AuthDetails authDetails = new AuthDetails
{
    UserName = userName,
    AccessToken = accessToken
};

How can i do this?

Best Regards.


6 Answer(s)
  • User Avatar
    0
    Fabio.Zinesi created

    If i do this:

    private void ConfigureExternalProviders(ServiceConfigurationContext context)
    {
        var configuration = context.Services.GetConfiguration();
    
        context.Services.AddAuthentication(OpenIdConnectDefaults.AuthenticationScheme)
                .AddMicrosoftIdentityWebApp(configuration.GetSection("AzureAd"));
        context.Services.AddMicrosoftIdentityWebApiAuthentication(configuration, "AzureAd");
    
    
        context.Services.AddControllersWithViews();
    
        context.Services.AddAuthentication()
    
            
            .AddJwtBearer("Default", options =>
            {
                options.Authority = configuration["AuthServer:Authority"];
                options.RequireHttpsMetadata = Convert.ToBoolean(configuration["AuthServer:RequireHttpsMetadata"]);
                options.Audience = "DruidAI";
                options.Configuration = new OpenIdConnectConfiguration();
            })
    

    .....

    It works but do not login in ABP.

  • User Avatar
    0
    Anjali_Musmade created
    Support Team Support Team Member

    Hi,

    in the current ABP io Microsoft authentication implementation you can get access token of Microsoft identity provider like this

    add below line as showing in the image

                    options.SaveTokens = true;
    

    using Microsoft.AspNetCore.Authentication;
    using Microsoft.AspNetCore.Identity;
    using Microsoft.AspNetCore.Mvc;
    using Microsoft.Extensions.Options;
    using Owl.reCAPTCHA;
    using System.Linq;
    using System.Threading.Tasks;
    using Volo.Abp.Account.ExternalProviders;
    using Volo.Abp.Account.Public.Web;
    using Volo.Abp.Account.Public.Web.Pages.Account;
    using Volo.Abp.Account.Security.Recaptcha;
    using Volo.Abp.DependencyInjection;
    using Volo.Abp.Security.Claims;
    
    namespace Acme.Penstore.Pages.Account
    {
        [ExposeServices(typeof(LoginModel))]
        [Dependency(ReplaceServices = true)]
        public class AppLoginModel : LoginModel
        {
            public AppLoginModel(IAuthenticationSchemeProvider schemeProvider, IOptions<AbpAccountOptions> accountOptions, IAbpRecaptchaValidatorFactory recaptchaValidatorFactory, IAccountExternalProviderAppService accountExternalProviderAppService, ICurrentPrincipalAccessor currentPrincipalAccessor, IOptions<IdentityOptions> identityOptions, IOptionsSnapshot<reCAPTCHAOptions> reCaptchaOptions) : base(schemeProvider, accountOptions, recaptchaValidatorFactory, accountExternalProviderAppService, currentPrincipalAccessor, identityOptions, reCaptchaOptions)
            {
            }
    
    
            public override async Task<IActionResult> OnGetExternalLoginCallbackAsync(string returnUrl = "", string returnUrlHash = "", string remoteError = null)
            {
                var token = await SignInManager.GetExternalLoginInfoAsync();
                var accessToken = token?.AuthenticationTokens?.FirstOrDefault(x => x.Name == "access_token");
    
                return await base.OnGetExternalLoginCallbackAsync(returnUrl, returnUrlHash, remoteError);
            }
        }
    }
    
    
    

    also add you Microsoft client id and client secret on the Account Settings here

  • User Avatar
    0
    Fabio.Zinesi created

    In witch file i have to add the code?

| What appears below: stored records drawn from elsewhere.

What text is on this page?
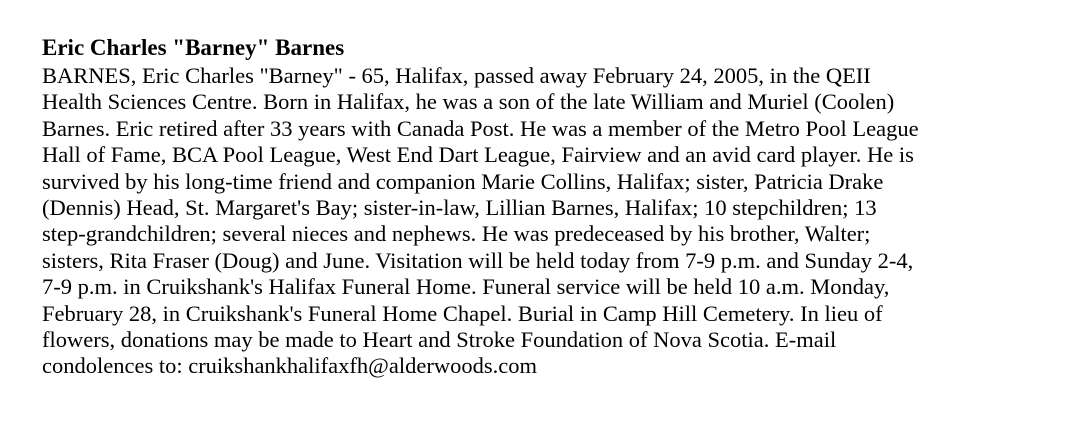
Eric Charles "Barney" Barnes
BARNES, Eric Charles "Barney" - 65, Halifax, passed away February 24, 2005, in the QEII
Health Sciences Centre. Born in Halifax, he was a son of the late William and Muriel (Coolen)
Barnes. Eric retired after 33 years with Canada Post. He was a member of the Metro Pool League
Hall of Fame, BCA Pool League, West End Dart League, Fairview and an avid card player. He is
survived by his long-time friend and companion Marie Collins, Halifax; sister, Patricia Drake
(Dennis) Head, St. Margaret's Bay; sister-in-law, Lillian Barnes, Halifax; 10 stepchildren; 13
step-grandchildren; several nieces and nephews. He was predeceased by his brother, Walter;
sisters, Rita Fraser (Doug) and June. Visitation will be held today from 7-9 p.m. and Sunday 2-4,
7-9 p.m. in Cruikshank's Halifax Funeral Home. Funeral service will be held 10 a.m. Monday,
February 28, in Cruikshank's Funeral Home Chapel. Burial in Camp Hill Cemetery. In lieu of
flowers, donations may be made to Heart and Stroke Foundation of Nova Scotia. E-mail
condolences to: cruikshankhalifaxfh@alderwoods.com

    using Microsoft.AspNetCore.Authentication; using Microsoft.AspNetCore.Identity; using Microsoft.AspNetCore.Mvc; using Microsoft.Extensions.Options; using Owl.reCAPTCHA; using System.Linq; using System.Threading.Tasks; using Volo.Abp.Account.ExternalProviders; using Volo.Abp.Account.Public.Web; using Volo.Abp.Account.Public.Web.Pages.Account; using Volo.Abp.Account.Security.Recaptcha; using Volo.Abp.DependencyInjection; using Volo.Abp.Security.Claims;

    namespace Acme.Penstore.Pages.Account { [ExposeServices(typeof(LoginModel))] [Dependency(ReplaceServices = true)] public class AppLoginModel : LoginModel { public AppLoginModel(IAuthenticationSchemeProvider schemeProvider, IOptions accountOptions, IAbpRecaptchaValidatorFactory recaptchaValidatorFactory, IAccountExternalProviderAppService accountExternalProviderAppService, ICurrentPrincipalAccessor currentPrincipalAccessor, IOptions identityOptions, IOptionsSnapshot reCaptchaOptions) : base(schemeProvider, accountOptions, recaptchaValidatorFactory, accountExternalProviderAppService, currentPrincipalAccessor, identityOptions, reCaptchaOptions) { }

        public override async Task OnGetExternalLoginCallbackAsync(string returnUrl = "", string returnUrlHash = "", string remoteError = null)
        {
            var token = await SignInManager.GetExternalLoginInfoAsync();
            var accessToken = token?.AuthenticationTokens?.FirstOrDefault(x => x.Name == "access_token");
    
            return await base.OnGetExternalLoginCallbackAsync(returnUrl, returnUrlHash, remoteError);
        }
    }
    

    }

  • User Avatar
    0
    Anjali_Musmade created
    Support Team Support Team Member

    Hi,

    You can create this file under HttpApi.Host project if you don't have auth server seperated.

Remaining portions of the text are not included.